Şimdi ismini verdiğimiz deden İsmail’i ve senin beni traş ettiğin gibi ben de onu nasıl traş ettiğimi anlatacağım...Dikkatli dinle...


Yalnız senin dedenin  aslı Kırım Tatar Türklerindendir. İsmail deden köyümüz Kalecikkaya’da tam Çanakkale Savaşı’nda doğmuş. Onunda babası yani dedenin babası Yetim Yusuf çocuk yaşta Kırım’dan Anadolu’ya doksan üç harbinde (1878) Efendi Mehmet Hoca adında Emmisi Aygır Hoca tarafından getirilip köyümüze yerleşmiş. Evlenmiş üç oğlu bir kızı  olmuş. 


Çanakkale Savaşı başladığında Yozgat’ta askerlik yaptığı yerden gönüllü olarak Çanakkaleye gitmiş, yedi düvelle savaşmış, karnından yara almış, bağırsakları dışarı sarkmış, dikiş atmışlar, yaralı olarak köyümüze gelmiş, kırk gün dolmadan şehit olmuş. Yani sen Şehit torunusun. Merhum Satılmış amcan da Kıbrıs gazisi. Sülalemizde bu vatan için bir şehit ve bir gazimiz var. Allah nasip ederse sende büyüdüğün zaman her Türk genci gibi vatan borcunu ödemek için askere gideceksin. Gerekirse dedenin babası gibi canını bu vatana feda edeceksin. Biz seni bu vatan için büyütüyoruz.


“Bunları  hiçbir zaman unutma, oldu mu oğlum?”  dediğimde, oğlum “ Tamam baba ,“ diye cevap verdi. 


Babam köyümüzde “Işılak Sımayıl “ , Alaca ilçemizde “Tatar İsmail Usta “ olarak tanılır. 

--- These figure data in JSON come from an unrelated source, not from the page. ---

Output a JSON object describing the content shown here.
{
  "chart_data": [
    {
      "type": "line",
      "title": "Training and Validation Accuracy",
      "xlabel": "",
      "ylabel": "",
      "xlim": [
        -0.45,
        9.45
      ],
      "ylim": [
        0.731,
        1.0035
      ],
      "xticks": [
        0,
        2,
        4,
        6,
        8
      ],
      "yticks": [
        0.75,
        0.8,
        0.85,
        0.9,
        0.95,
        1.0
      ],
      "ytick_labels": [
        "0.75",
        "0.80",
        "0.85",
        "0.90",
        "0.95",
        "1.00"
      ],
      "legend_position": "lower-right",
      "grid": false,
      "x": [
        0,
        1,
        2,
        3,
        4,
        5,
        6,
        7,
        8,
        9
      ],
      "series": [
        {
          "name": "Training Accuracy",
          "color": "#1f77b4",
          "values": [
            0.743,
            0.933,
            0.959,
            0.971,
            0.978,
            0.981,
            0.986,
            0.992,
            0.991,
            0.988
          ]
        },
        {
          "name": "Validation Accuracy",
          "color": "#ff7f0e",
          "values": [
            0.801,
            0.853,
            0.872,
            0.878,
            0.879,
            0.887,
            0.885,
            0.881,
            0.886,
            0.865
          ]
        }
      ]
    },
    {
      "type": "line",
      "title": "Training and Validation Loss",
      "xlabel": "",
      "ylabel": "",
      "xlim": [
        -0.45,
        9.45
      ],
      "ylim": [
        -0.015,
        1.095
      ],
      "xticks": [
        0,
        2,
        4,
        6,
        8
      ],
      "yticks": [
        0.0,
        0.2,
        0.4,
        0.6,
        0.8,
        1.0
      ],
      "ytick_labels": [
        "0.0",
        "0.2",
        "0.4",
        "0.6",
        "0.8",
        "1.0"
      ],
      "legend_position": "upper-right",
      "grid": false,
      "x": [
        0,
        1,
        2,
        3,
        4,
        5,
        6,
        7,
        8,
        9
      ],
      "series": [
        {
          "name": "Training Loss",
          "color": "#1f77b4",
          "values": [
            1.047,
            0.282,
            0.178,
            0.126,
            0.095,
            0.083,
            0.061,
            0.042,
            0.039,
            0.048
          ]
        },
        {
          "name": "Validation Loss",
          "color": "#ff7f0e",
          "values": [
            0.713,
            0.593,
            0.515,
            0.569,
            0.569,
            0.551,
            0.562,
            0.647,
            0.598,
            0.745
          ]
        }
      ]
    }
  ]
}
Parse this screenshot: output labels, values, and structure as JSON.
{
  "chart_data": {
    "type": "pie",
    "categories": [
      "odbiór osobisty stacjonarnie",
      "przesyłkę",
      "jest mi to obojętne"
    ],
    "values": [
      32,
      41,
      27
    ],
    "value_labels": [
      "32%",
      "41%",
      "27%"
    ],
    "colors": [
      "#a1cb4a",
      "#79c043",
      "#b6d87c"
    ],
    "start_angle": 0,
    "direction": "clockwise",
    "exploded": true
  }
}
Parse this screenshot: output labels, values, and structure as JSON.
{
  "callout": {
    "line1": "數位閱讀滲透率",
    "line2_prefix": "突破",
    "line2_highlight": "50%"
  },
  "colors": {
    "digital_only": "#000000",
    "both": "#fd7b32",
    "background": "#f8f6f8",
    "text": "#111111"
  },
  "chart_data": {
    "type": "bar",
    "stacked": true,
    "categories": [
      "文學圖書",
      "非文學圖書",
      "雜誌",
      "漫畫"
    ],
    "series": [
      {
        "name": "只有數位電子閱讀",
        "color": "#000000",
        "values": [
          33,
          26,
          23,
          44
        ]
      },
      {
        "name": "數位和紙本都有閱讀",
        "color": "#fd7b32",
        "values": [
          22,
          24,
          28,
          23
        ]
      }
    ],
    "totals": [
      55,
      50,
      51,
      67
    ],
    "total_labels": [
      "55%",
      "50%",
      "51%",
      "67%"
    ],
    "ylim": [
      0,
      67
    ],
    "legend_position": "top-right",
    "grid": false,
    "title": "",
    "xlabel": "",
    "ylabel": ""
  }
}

Köyümüzde herkese bir lakap vermek adettenmiş eskiden. Bu lakap takma geleneğini Dedem Yetim Yusuf’un geldiği Kırım seyahatimde de gözlemlemiştim; Kırım'da da birçok insanın ikinci bir adı vardı; Sit Hasan, Sit Ömer, Börü Murtaza gibi... 

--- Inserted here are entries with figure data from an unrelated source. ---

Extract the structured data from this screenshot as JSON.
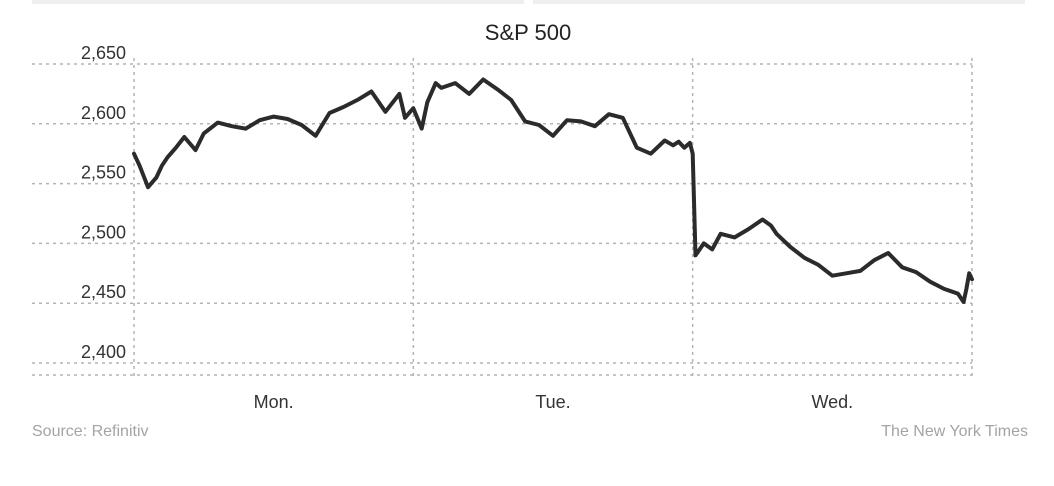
{
  "chart_data": {
    "type": "line",
    "title": "S&P 500",
    "xlabel": "",
    "ylabel": "",
    "ylim": [
      2390,
      2655
    ],
    "y_ticks": [
      {
        "value": 2650,
        "label": "2,650"
      },
      {
        "value": 2600,
        "label": "2,600"
      },
      {
        "value": 2550,
        "label": "2,550"
      },
      {
        "value": 2500,
        "label": "2,500"
      },
      {
        "value": 2450,
        "label": "2,450"
      },
      {
        "value": 2400,
        "label": "2,400"
      }
    ],
    "x_domain": [
      0,
      3
    ],
    "x_tick_labels": [
      {
        "label": "Mon.",
        "position": 0.5
      },
      {
        "label": "Tue.",
        "position": 1.5
      },
      {
        "label": "Wed.",
        "position": 2.5
      }
    ],
    "day_boundaries": [
      0,
      1,
      2,
      3
    ],
    "grid": true,
    "series": [
      {
        "color": "#2b2b2b",
        "x": [
          0.0,
          0.02,
          0.05,
          0.08,
          0.1,
          0.12,
          0.15,
          0.18,
          0.22,
          0.25,
          0.3,
          0.35,
          0.4,
          0.45,
          0.5,
          0.55,
          0.6,
          0.65,
          0.7,
          0.75,
          0.8,
          0.85,
          0.9,
          0.95,
          0.97,
          1.0,
          1.03,
          1.05,
          1.08,
          1.1,
          1.15,
          1.2,
          1.25,
          1.3,
          1.35,
          1.4,
          1.45,
          1.5,
          1.55,
          1.6,
          1.65,
          1.7,
          1.75,
          1.8,
          1.85,
          1.9,
          1.93,
          1.95,
          1.97,
          1.99,
          2.0,
          2.01,
          2.04,
          2.07,
          2.1,
          2.15,
          2.2,
          2.25,
          2.28,
          2.3,
          2.35,
          2.4,
          2.45,
          2.5,
          2.55,
          2.6,
          2.65,
          2.7,
          2.75,
          2.8,
          2.85,
          2.9,
          2.95,
          2.97,
          2.98,
          2.99,
          3.0
        ],
        "y": [
          2575,
          2565,
          2547,
          2555,
          2565,
          2572,
          2580,
          2589,
          2578,
          2592,
          2601,
          2598,
          2596,
          2603,
          2606,
          2604,
          2599,
          2590,
          2609,
          2614,
          2620,
          2627,
          2610,
          2625,
          2605,
          2613,
          2596,
          2618,
          2634,
          2630,
          2634,
          2625,
          2637,
          2629,
          2620,
          2602,
          2599,
          2590,
          2603,
          2602,
          2598,
          2608,
          2605,
          2580,
          2575,
          2586,
          2582,
          2585,
          2580,
          2584,
          2575,
          2490,
          2500,
          2495,
          2508,
          2505,
          2512,
          2520,
          2515,
          2508,
          2497,
          2488,
          2482,
          2473,
          2475,
          2477,
          2486,
          2492,
          2480,
          2476,
          2468,
          2462,
          2458,
          2451,
          2462,
          2475,
          2470
        ]
      }
    ]
  },
  "footer": {
    "source": "Source: Refinitiv",
    "credit": "The New York Times"
  }
}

Kalecikkaya’da yaşayan Kırım Tatarı köylülerimiz de babamın başının kel olmasından, yüzünün de sigara jelatini gibi parladığından “Işılak” lakabını yakıştırmışlar. Babamın emsallerinden lakabı olmayan hemen hemen yok gibiydi. Bildiğim kadarıyla İsmail adlı birkaç kişi vardı köyümüzde; hepsinin de bir lakap takılmıştı; “Koyan Sımayıl”, “Canı Sımayıl”, “Sımayıl Çavuş” bunlardan bazıları idi. Ha şunu da hatırlatayım: Kırım Tatarları İsmail demezler; “ Sımayıl” derler, mesela “Hasan”a “ Asan”, “Receb”e “ İrecep” derlerdi. 


Çocuk yaşlarda geçirdiği şiddetli bir hastalıktan, babamın saçları dökülmüş. Bir daha da çıkmamış; başı benim gibi kel olarak kalmış. O yıllarda erkekler kafalarına takke ve şapka giyerlermiş. Anam babamın kel olduğunu nişanlılık döneminde hiç anlamamış. Evlendikten sonra babamın takkeyi kafasından çıkarınca, anam babamın kel olduğunu görmüş ve çok şaşırmış. 


Anam bu kel halini görünce dayanamamış:


"Ben  senin kel olduğunu bugüne kadar bilmiyordum. Eğer bilseydim sennen evlenmezdim.”  demiş. Babam da hemen cevabı yapıştırmış:


“Sen bana o kadar aşıktın ki, nişanlı olmamıza rağmen, babanın bizden başlık parası olarak hatırla; önce yavrulu bir kıratımızı vermiştik, sonra da başka istekleri olunca hadi seni götüreceğim dediğimde, koşa koşa gelmiştin, atımın terkisine attığım gibi seni kaçırmıştım. Sen benim kel başımı da görsen bana yine kaçardın” deyip, ebene deden latife yapmış oğlum. 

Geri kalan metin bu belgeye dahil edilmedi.